As reported by the Company’s FORM 10-Q for the quarterly period ended September 30, 2002, in September 2002, the matter was settled and final judgment was entered by the U.S. District Court for the Southern District of Florida dismissing the case with prejudice and otherwise confirming the settlement terms contained in the Memorandum of Understanding. The settlement releases the directors, management personnel, underwriters and securities firms named as defendants in the litigation from further liability relating to the IPO; however, stockholders of 119,000 shares of PRTS opted out of the settlement, and one such stockholder has filed a lawsuit in California State Court. The Company believe that the allegations contained in this lawsuit are without merit and intends to vigorously defend this action. The Company believes the resolution of this matter will not have a material impact upon the Company's consolidated financial statements, results of operations or cash flows.

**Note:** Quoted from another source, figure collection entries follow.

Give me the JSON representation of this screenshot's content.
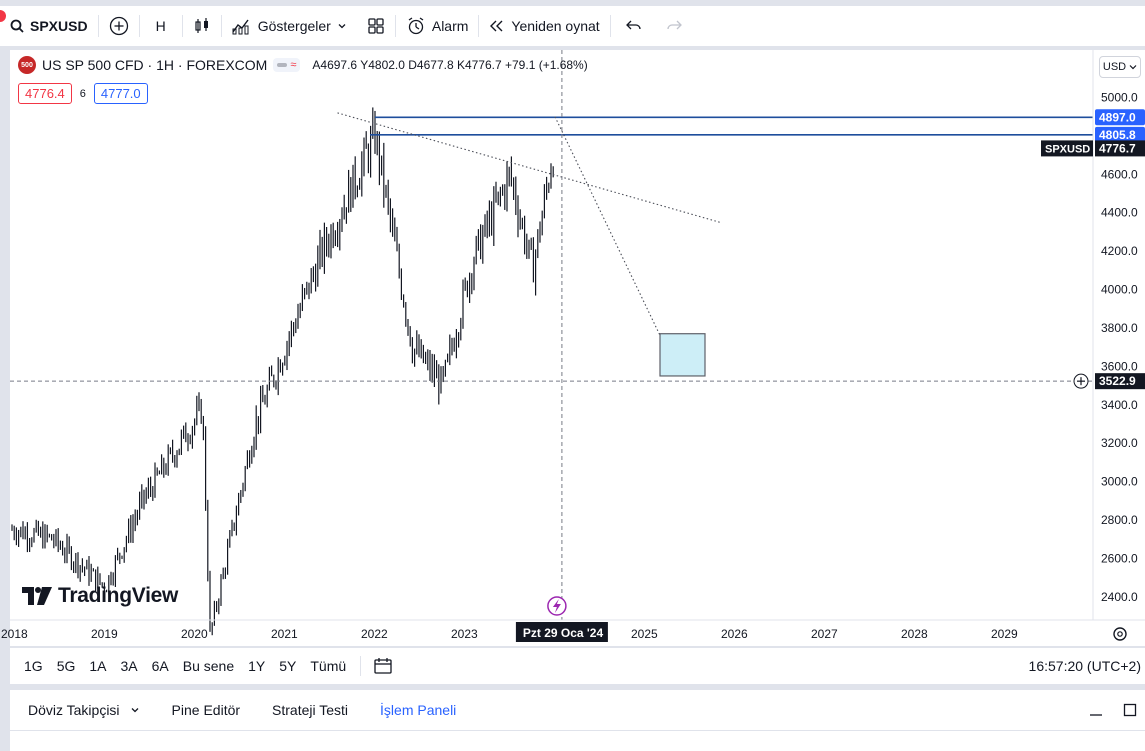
{
  "toolbar": {
    "symbol": "SPXUSD",
    "interval": "H",
    "indicators_label": "Göstergeler",
    "alarm_label": "Alarm",
    "replay_label": "Yeniden oynat"
  },
  "legend": {
    "title": "US SP 500 CFD · 1H · FOREXCOM",
    "logo_text": "500",
    "ohlc": "A4697.6 Y4802.0 D4677.8 K4776.7 +79.1 (+1.68%)",
    "bid": "4776.4",
    "spread": "6",
    "ask": "4777.0"
  },
  "price_axis": {
    "currency": "USD",
    "ticks": [
      "5000.0",
      "4600.0",
      "4400.0",
      "4200.0",
      "4000.0",
      "3800.0",
      "3600.0",
      "3400.0",
      "3200.0",
      "3000.0",
      "2800.0",
      "2600.0",
      "2400.0"
    ],
    "labels": {
      "level_high": "4897.0",
      "level_low": "4805.8",
      "symbol_tag": "SPXUSD",
      "last_price": "4776.7",
      "crosshair_price": "3522.9"
    }
  },
  "time_axis": {
    "ticks": [
      "2018",
      "2019",
      "2020",
      "2021",
      "2022",
      "2023",
      "2025",
      "2026",
      "2027",
      "2028",
      "2029"
    ],
    "crosshair_label": "Pzt 29 Oca '24"
  },
  "brand": "TradingView",
  "colors": {
    "up": "#131722",
    "level_line": "#1e4e9c",
    "last_price_bg": "#131722",
    "projection_box": "#cdeef7",
    "crosshair": "#787b86",
    "active_tab": "#2962ff"
  },
  "bottom_bar": {
    "ranges": [
      "1G",
      "5G",
      "1A",
      "3A",
      "6A",
      "Bu sene",
      "1Y",
      "5Y",
      "Tümü"
    ],
    "clock": "16:57:20 (UTC+2)"
  },
  "panel": {
    "tabs": [
      "Döviz Takipçisi",
      "Pine Editör",
      "Strateji Testi",
      "İşlem Paneli"
    ],
    "active_tab": "İşlem Paneli"
  },
  "chart_data": {
    "type": "candlestick-bar",
    "symbol": "SPXUSD",
    "x": [
      "2018-01",
      "2018-06",
      "2019-01",
      "2019-06",
      "2020-02",
      "2020-03",
      "2020-09",
      "2021-06",
      "2022-01",
      "2022-06",
      "2022-10",
      "2023-02",
      "2023-07",
      "2023-10",
      "2024-01"
    ],
    "y": [
      2750,
      2700,
      2450,
      2900,
      3380,
      2200,
      3300,
      4200,
      4800,
      3700,
      3500,
      4150,
      4600,
      4100,
      4777
    ],
    "ylim": [
      2300,
      5060
    ],
    "xlim": [
      "2018-01",
      "2029-12"
    ],
    "horizontal_levels": [
      4897.0,
      4805.8
    ],
    "crosshair": {
      "x": "2024-01-29",
      "y": 3522.9
    },
    "projection_box": {
      "x": [
        "2025-03",
        "2025-09"
      ],
      "y": [
        3550,
        3770
      ]
    },
    "trendline": {
      "x": [
        "2021-08",
        "2025-11"
      ],
      "y": [
        4920,
        4350
      ]
    },
    "projection_line": {
      "x": [
        "2024-01",
        "2025-04"
      ],
      "y": [
        4900,
        3680
      ]
    }
  }
}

Earlier, according to the same SEC filing, in April and May 2001, the Company received notice of, or had been served with, four purported class action lawsuits (Foderaro vs. PartsBase.com, Inc. et al, Case No.: 01-8319 CIV- FERGUSON; IKCYBERINVESTMENTS vs. PartsBase.com, Inc. et al, Case No.: 01-8368 CIV-SEITZ; and Webb vs. PartsBase, et.al. Case No.01-8376 CIV GRAHAM and Jesus Martin vs. PartsBase.com, Inc. et al, Case No. 01-8526-CIV-UNGARO-BENAGES). These cases were consolidated into one action entitled, In re: PartsBase.com, Inc. Securities Litigation, Case No. 01-8319-CIV-UNGARO-BENAGES/BROWN. The consolidated lawsuit named as defendants the Company, certain of its current and former officers and directors, and the underwriters of its initial public offering of securities. The consolidated lawsuit alleged violations of Sections 11, 12(a)(2) and 15 of the Securities Act of 1933 and alleged the Company's March 2000 registration statement misrepresented and failed to disclose matters related to the Company's business operations and membership sales. The complaint alleged damages of nearly $42 million. The Court certified a class consisting of purchasers of the Company's common stock in the offering during the period from March 22, 2000 through April 25, 2000. The Company maintained a director and officer's liability insurance policy that provides $3 million of coverage, with a retention of $200,000. As of September 30, 2002, the Company had incurred and previously charged the retention of $200,000 to expense. In May 2002, the Company reached an agreement in principle for the settlement of the consolidated class action. The plaintiffs in the case and the defendants, entered into a Memorandum of Understanding outlining the general terms of the proposed settlement. The Memorandum of Understanding provided for, among other things, a settlement amount of $1.5 million in cash, plus interest, payable to the class under an insurance policy and for the plaintiffs' dismissal of the class action with prejudice as well as a broad form of release in favor of PartsBase and the other defendants in the class action which, among other things, will have the effect of barring all claims by the plaintiffs and the members of the class other than those who opt out, arising out of the purchase and sale of the Company's common stock in the Company's initial public offering of securities.
The original complaint alleges that as a result of the misrepresentations and material omissions, investors suffered millions of dollars in damages. PartsBase stock closed at $1.05 on April 23, 2001, far below the offering price of $13 per share.